As for the “assisted voluntary returns,” which can see families being given up to 10,700 euros for their willing return to Afghanistan, Sidiqi, as well as refugees in Istanbul and Athens that have spoken to ThinkProgress over the years, all say that they are far from voluntary.
Instead, they point to conditions on the ground in several of the countries as the leading to factor to such returns.
In Greece, often the first EU nation to receive Afghan and other refugees, Afghan refugees say they are relegated to living in camps on the outskirts of Athens. With Greece’s neighboring states having closed their borders last March, thousands of Afghan refugees have been forced to live in these camps for months at a time. These camps often lack access to proper health care, education for their children, clean living spaces, privacy, and leave refugee families susceptible to attack both by fascist groups and others in the camps.
Similarly, in Serbia, Afghan refugees are forced to live in makeshift camps, often in the squalor of abandoned buildings and military facilities outside Belgrade.
In Germany, said Sidiqi, Afghans face several layers of discrimination, which he said is part of “a psychological campaign to get Afghans to leave at any cost.” This discrimination, said Sidiqi, ranges from lack of proper attention to the asylum cases of Afghan refugees to the refusal of German authorities to allow Afghans to take German-language courses, a right which is afforded to Syrian and Iraqi refugees.

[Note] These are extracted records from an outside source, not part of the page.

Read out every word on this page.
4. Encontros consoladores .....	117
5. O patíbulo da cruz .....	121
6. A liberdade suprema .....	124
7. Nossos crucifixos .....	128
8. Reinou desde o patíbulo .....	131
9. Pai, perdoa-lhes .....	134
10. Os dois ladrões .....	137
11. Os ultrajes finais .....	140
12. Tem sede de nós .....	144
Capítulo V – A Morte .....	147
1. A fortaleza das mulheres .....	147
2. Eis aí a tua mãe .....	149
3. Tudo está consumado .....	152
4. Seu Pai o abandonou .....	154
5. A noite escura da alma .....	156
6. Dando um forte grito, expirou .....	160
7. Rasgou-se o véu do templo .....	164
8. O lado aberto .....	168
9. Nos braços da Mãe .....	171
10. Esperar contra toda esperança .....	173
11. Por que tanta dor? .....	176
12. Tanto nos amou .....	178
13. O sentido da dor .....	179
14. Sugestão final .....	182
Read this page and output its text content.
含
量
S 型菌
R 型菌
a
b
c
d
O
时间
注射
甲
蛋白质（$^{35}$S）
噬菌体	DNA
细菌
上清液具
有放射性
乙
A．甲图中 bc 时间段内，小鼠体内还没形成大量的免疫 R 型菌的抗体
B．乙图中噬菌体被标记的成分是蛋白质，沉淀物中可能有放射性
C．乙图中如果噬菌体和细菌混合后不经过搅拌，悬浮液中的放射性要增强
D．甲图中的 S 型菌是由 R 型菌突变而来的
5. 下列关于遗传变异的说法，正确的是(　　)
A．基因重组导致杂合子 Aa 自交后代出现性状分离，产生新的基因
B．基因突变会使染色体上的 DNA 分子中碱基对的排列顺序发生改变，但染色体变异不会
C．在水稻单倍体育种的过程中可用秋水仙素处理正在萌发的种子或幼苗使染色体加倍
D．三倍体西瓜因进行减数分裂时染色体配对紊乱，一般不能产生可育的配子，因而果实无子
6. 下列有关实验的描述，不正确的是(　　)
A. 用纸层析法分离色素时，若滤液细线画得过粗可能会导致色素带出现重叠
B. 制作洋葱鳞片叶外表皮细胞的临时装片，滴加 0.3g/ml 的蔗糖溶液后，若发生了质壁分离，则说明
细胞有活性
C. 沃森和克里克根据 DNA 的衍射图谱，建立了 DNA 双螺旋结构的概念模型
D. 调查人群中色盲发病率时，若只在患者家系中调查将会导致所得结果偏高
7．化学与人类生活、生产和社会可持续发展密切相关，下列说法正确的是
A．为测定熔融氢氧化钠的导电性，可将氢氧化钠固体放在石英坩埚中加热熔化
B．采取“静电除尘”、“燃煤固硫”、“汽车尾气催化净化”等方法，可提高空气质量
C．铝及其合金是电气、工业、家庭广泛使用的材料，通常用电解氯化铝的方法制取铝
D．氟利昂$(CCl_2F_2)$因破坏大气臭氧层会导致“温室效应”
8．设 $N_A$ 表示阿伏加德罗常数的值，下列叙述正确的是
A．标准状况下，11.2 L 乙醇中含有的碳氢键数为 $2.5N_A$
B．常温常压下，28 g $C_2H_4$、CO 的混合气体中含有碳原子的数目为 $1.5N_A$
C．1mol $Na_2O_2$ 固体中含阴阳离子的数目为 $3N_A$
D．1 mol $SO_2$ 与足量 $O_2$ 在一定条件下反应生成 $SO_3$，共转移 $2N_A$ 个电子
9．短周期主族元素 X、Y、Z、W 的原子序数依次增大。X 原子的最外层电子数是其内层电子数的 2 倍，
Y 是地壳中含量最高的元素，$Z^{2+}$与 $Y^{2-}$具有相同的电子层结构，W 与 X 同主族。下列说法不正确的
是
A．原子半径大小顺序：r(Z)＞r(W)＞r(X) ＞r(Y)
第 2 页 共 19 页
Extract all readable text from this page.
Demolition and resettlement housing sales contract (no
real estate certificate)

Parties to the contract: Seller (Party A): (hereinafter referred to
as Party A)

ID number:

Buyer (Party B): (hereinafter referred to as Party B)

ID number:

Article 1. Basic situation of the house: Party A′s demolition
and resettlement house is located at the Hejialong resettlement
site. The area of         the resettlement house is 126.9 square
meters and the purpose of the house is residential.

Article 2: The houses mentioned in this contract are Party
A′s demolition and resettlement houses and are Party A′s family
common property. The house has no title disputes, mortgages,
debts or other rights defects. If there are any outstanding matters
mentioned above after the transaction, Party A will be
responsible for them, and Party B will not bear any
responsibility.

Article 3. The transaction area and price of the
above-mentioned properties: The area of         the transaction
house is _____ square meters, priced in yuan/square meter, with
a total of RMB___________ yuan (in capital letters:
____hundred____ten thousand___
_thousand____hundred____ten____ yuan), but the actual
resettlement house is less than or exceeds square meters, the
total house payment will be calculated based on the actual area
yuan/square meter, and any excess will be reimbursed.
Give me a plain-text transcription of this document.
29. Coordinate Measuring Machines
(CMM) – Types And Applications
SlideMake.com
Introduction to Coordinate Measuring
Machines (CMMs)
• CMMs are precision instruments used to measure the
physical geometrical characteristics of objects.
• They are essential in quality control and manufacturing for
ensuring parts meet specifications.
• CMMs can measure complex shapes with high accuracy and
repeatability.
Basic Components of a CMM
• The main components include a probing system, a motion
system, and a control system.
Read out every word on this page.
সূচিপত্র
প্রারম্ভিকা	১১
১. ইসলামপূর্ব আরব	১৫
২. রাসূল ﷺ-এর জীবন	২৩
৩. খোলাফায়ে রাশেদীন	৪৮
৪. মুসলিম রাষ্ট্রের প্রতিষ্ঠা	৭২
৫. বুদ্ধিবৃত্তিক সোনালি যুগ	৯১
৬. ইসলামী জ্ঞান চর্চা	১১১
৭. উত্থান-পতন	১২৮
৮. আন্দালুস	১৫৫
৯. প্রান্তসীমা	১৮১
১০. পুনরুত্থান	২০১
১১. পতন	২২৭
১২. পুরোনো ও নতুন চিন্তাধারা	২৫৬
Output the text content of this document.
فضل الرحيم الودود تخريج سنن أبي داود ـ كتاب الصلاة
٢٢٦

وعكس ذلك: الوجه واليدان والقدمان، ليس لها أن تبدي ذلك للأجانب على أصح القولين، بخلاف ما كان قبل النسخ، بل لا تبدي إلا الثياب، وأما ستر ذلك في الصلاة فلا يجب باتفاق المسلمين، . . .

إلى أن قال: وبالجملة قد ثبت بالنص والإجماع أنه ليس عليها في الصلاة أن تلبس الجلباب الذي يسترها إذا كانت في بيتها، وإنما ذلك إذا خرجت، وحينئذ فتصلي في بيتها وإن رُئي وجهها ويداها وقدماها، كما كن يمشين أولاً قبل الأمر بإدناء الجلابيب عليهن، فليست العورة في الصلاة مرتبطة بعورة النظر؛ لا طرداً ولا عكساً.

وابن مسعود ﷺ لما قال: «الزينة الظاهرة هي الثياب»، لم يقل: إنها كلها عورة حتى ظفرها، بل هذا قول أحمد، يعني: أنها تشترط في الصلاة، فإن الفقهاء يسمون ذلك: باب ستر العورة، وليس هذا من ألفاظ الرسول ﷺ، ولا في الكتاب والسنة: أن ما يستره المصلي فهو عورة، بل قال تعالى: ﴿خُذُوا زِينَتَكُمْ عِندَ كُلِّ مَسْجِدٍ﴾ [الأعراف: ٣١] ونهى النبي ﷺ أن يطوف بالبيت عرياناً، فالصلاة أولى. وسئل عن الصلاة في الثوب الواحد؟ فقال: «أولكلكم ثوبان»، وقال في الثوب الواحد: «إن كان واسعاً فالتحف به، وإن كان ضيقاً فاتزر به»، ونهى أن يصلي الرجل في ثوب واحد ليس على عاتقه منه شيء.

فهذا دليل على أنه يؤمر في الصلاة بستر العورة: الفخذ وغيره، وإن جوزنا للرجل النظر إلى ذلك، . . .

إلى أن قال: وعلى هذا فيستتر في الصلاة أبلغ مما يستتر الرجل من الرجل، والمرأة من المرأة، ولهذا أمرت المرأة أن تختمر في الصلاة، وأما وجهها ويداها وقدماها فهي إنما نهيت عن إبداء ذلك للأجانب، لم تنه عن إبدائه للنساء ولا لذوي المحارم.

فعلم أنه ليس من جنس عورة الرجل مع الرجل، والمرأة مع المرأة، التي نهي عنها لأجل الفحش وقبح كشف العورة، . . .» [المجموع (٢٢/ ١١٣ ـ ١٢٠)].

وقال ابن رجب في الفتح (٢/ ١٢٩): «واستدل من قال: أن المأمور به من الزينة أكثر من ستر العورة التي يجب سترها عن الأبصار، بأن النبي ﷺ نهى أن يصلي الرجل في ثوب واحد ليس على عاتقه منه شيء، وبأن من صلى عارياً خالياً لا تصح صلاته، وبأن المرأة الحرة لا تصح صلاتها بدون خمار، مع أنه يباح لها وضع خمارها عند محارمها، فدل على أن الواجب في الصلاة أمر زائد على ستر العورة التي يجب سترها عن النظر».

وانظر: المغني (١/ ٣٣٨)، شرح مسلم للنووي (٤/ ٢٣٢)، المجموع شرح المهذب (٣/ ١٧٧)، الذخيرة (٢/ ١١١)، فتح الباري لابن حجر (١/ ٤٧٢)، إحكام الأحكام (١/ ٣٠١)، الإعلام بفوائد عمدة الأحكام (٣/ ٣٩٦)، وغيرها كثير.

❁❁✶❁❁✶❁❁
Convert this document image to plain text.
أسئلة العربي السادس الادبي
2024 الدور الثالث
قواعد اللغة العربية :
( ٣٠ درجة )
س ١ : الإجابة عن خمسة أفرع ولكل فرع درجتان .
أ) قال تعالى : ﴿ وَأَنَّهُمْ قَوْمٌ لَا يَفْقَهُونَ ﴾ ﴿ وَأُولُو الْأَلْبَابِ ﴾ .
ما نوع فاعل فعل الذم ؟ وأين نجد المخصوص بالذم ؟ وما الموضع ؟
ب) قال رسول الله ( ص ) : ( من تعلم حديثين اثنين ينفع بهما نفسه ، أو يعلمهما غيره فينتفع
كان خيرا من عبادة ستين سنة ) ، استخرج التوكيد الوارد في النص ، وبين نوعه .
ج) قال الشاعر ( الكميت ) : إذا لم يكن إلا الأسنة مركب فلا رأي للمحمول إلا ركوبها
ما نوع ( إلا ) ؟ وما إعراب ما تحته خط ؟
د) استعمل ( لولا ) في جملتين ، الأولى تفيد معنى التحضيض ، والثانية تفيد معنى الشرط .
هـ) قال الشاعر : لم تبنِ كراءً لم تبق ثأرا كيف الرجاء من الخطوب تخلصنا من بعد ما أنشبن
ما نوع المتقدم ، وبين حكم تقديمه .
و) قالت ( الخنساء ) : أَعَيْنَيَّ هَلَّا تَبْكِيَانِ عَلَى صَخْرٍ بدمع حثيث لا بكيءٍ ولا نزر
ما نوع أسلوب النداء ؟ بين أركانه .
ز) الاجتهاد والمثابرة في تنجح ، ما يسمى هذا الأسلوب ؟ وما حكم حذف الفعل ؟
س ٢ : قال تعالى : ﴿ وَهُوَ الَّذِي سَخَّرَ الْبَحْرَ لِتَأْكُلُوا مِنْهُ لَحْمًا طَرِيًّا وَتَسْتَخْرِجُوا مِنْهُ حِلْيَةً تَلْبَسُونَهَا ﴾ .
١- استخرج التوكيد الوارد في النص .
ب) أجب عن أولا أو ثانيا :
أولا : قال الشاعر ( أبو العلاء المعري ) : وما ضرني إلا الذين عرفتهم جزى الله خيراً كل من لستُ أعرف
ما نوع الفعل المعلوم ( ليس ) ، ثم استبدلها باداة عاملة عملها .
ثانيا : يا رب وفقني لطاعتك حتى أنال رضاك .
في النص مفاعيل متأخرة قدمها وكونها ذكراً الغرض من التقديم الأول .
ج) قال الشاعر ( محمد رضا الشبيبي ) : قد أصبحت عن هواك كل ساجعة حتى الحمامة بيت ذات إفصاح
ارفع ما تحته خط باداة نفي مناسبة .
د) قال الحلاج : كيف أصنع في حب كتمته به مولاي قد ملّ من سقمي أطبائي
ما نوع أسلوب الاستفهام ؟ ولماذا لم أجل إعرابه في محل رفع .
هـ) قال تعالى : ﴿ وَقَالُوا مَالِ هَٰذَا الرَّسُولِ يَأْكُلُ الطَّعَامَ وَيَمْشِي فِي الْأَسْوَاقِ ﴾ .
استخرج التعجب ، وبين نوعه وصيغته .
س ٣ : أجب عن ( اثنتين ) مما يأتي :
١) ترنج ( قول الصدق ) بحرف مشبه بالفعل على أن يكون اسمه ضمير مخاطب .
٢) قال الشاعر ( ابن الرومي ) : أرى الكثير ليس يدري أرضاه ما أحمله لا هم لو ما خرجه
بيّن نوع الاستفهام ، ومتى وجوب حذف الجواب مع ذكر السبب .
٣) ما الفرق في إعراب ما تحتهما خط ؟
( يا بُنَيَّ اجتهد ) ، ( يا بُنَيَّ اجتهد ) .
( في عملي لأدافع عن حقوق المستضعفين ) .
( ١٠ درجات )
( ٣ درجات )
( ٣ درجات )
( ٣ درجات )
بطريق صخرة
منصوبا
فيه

Omar Waraich, Deputy Director for South Asia research at Amnesty International, said that the returns are anything but voluntary. As many Afghans have sold nearly everything they own to pay for the journey to Europe, Mosadiq said Afghan refugees are often strong-armed into accepting the financial incentives offered by the EU member states.
“As far as Amnesty International is concerned, these terms are not voluntary and are in fact in violation of international law,” Waraich said at a Kabul press conference.
Horia Mosadiq, Amnesty’s Afghanistan researcher, said the Kabul government must accept that they are in no way obligated to cooperate with the deportation of Afghan refugees who have faced tremendous obstacles and made it to Europe.
“We want the Afghan government to stop cooperating immediately,” said Mosadiq. “No Afghan should be returned to Afghanistan.”